Walking on a volcano is an experience to try at least once in a lifetime. And walking right on that Volcano that erupted in 79 AD suffocating and crystallizing forever the cities of Pompeii and Herculaneum is something absolutely thrilling. Now the Vesuvius looks like a quiet and sleepy mountain, nothing compare to the spectacular Hawaiian volcanoes and their lava rivers, but is therefore an excursion suitable if you are visiting the area of Naples.
Climbing Vesuvius is an experience for everyone: the walk to the crater is not too difficult and not too long, and can be faced by everyone, taking it easy and stopping a while to observe the amazing view.
Visit the Vesuvius
The whole Vesuvius area is located inside the Vesuvius National Park and, in theory, should include 9 trekking routes, for a total of about 50 km of trails, but actually I have not found any trace or indication about them once arrived on site. The only walkable path I found is the one that leads to the crater but after all it’s definitely the reason why you decide to climb the Vesuvius, no?
The walk to the Vesuvius crater starts from a fairly high point, accessible by car, bus or taxi. From that parking you have to pay the entrance ticket to the National Park.
Here begins the true climb to the Vesuvius’crater, through a wide path that is tied along the side of Mount Somma. The lack of trees where shelter from the sun and the particular soft and gray soil, remind you that you are not following a classic mountain path, but you are walking on a volcano, on a land made up of the materials of the previous eruptions.
Meanwhile, in front of you, a splendid view of the Gulf of Naples.
After about 25 minutes of walking, you’ll arrive at a small souvenir bar / shop from where guided tours to the crater depart.
Guided tours in english start about every 30 minutes and generally the guides are also volcanologists able to tell you not only the history of Vesuvius, but also provide you valuable information on the volcanic and seismic activities of the area, explaining how the area of Campi Flegrei is currently a source of concern more than Vesuvius itself.
Don’t be shy and ask them questions, they will be very happy to answer to your historical and naturalistic curiosities.
While the guide narrate the story of Vesuvius, from the eruption that destroyed Pompeii changing the shape of the volcano itself, through other less-famous eruptions and the Vesuvius Funicular, take your time to observe the large circular crater below you, in which sometimes you can see clouds of water vapor evaporating from the ground.
The guide greets you after about 15 minutes, just over the half of the path of the crater, and you can still continue by yourself, until the end of the path. You can stop at the view-point and take a selfie before coming back on your steps.
The thrill of being there, on the edge of a volcano, almost perceiving the immense energy enclosed under your feet is an emotion that must be felt at least once in a lifetime.

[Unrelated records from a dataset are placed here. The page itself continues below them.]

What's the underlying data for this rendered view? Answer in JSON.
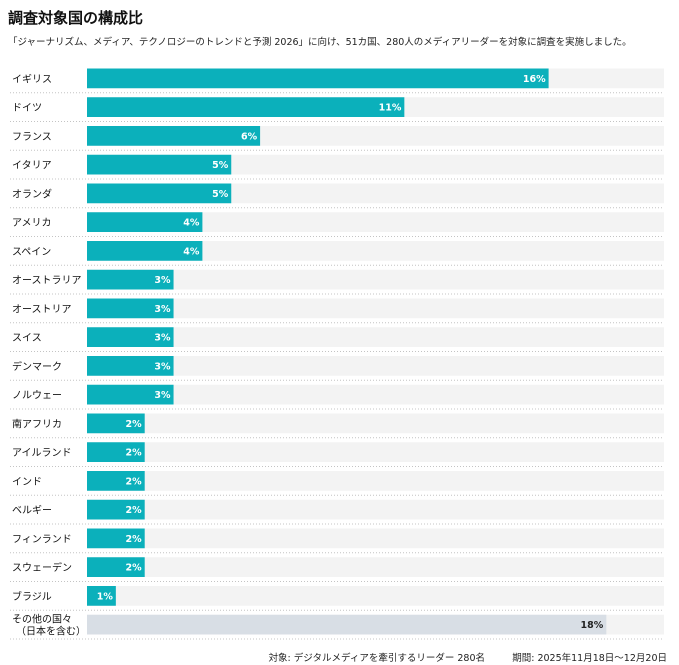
{
  "title": "調査対象国の構成比",
  "subtitle": "「ジャーナリズム、メディア、テクノロジーのトレンドと予測 2026」に向け、51カ国、280人のメディアリーダーを対象に調査を実施しました。",
  "footer": {
    "note": "対象: デジタルメディアを牽引するリーダー 280名",
    "period": "期間: 2025年11月18日〜12月20日"
  },
  "colors": {
    "bar": "#0bb0bb",
    "other_bar": "#d8dee5",
    "track": "#f3f3f3",
    "label_on_bar": "#ffffff",
    "label_on_other": "#222222"
  },
  "chart_data": {
    "type": "bar",
    "orientation": "horizontal",
    "unit": "%",
    "xlim": [
      0,
      20
    ],
    "categories": [
      "イギリス",
      "ドイツ",
      "フランス",
      "イタリア",
      "オランダ",
      "アメリカ",
      "スペイン",
      "オーストラリア",
      "オーストリア",
      "スイス",
      "デンマーク",
      "ノルウェー",
      "南アフリカ",
      "アイルランド",
      "インド",
      "ベルギー",
      "フィンランド",
      "スウェーデン",
      "ブラジル",
      "その他の国々\n（日本を含む）"
    ],
    "values": [
      16,
      11,
      6,
      5,
      5,
      4,
      4,
      3,
      3,
      3,
      3,
      3,
      2,
      2,
      2,
      2,
      2,
      2,
      1,
      18
    ],
    "value_labels": [
      "16%",
      "11%",
      "6%",
      "5%",
      "5%",
      "4%",
      "4%",
      "3%",
      "3%",
      "3%",
      "3%",
      "3%",
      "2%",
      "2%",
      "2%",
      "2%",
      "2%",
      "2%",
      "1%",
      "18%"
    ]
  }
}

Feeling so close to nature, feel the power that loads, ready to explode at any moment… a bicycle runs down the back, that feeling of fear mixed with respect and admiration. Feeling so small at the presence of something uncontrollable…
How to get there
If you have a car, you can park it for € 5 at the parking lot in Via Osservatorio and from there continue on foot (about 2km) or take the shuttle for € 2 per person.
If you are using public transport, the Circumvesuviana-stop is the station of Ercolano. From there, local buses brings you up to Vesuvius to the entrance of the path. Unfortunately, I’ve visited the Vesuvius on the 15th August (National Holiday) so the bus traffic was suspended throughout the morning for the classic procession and I can’t understand the time and cost of this solution.
I therefore take the Vesuvio Express buses, just outside the station, which for € 10 lead to the entrance of the route. Personally I didn’t like so much their service, especially because the return must be made strictly with the bus leaving from Vesuvius 90 minutes later getting there. 90 minutes available means having to do everything in a hurry and not enjoy the landscape, the visit and the route, and if you are not a minimum trained in 90 minutes you will barely manage to START the guided tour around the crater that you will already have to leave group and start the descent again.
• The cost of the ticket to access the path that leads to the Vesuvius crater is 10 € and the path is opened every day (except for special closures for bad weather or security) from 09.00 until 15.00 / 18.00 depending on the month.
• Have water before starting the excursion on Vesuvius: both at the parking lot and at the starting point of the guided tours, you will find them only at a much higher price.
• Wear comfortable shoes. No trekking boots are required, but neither wear flip-flops … Sneakers are perfect.
• Don’t forget sunscreen, hat and sunglasses: the whole stretch of walking is under the sun. Bring a jacket even in the summer months: often near the crater the wind is quite annoying.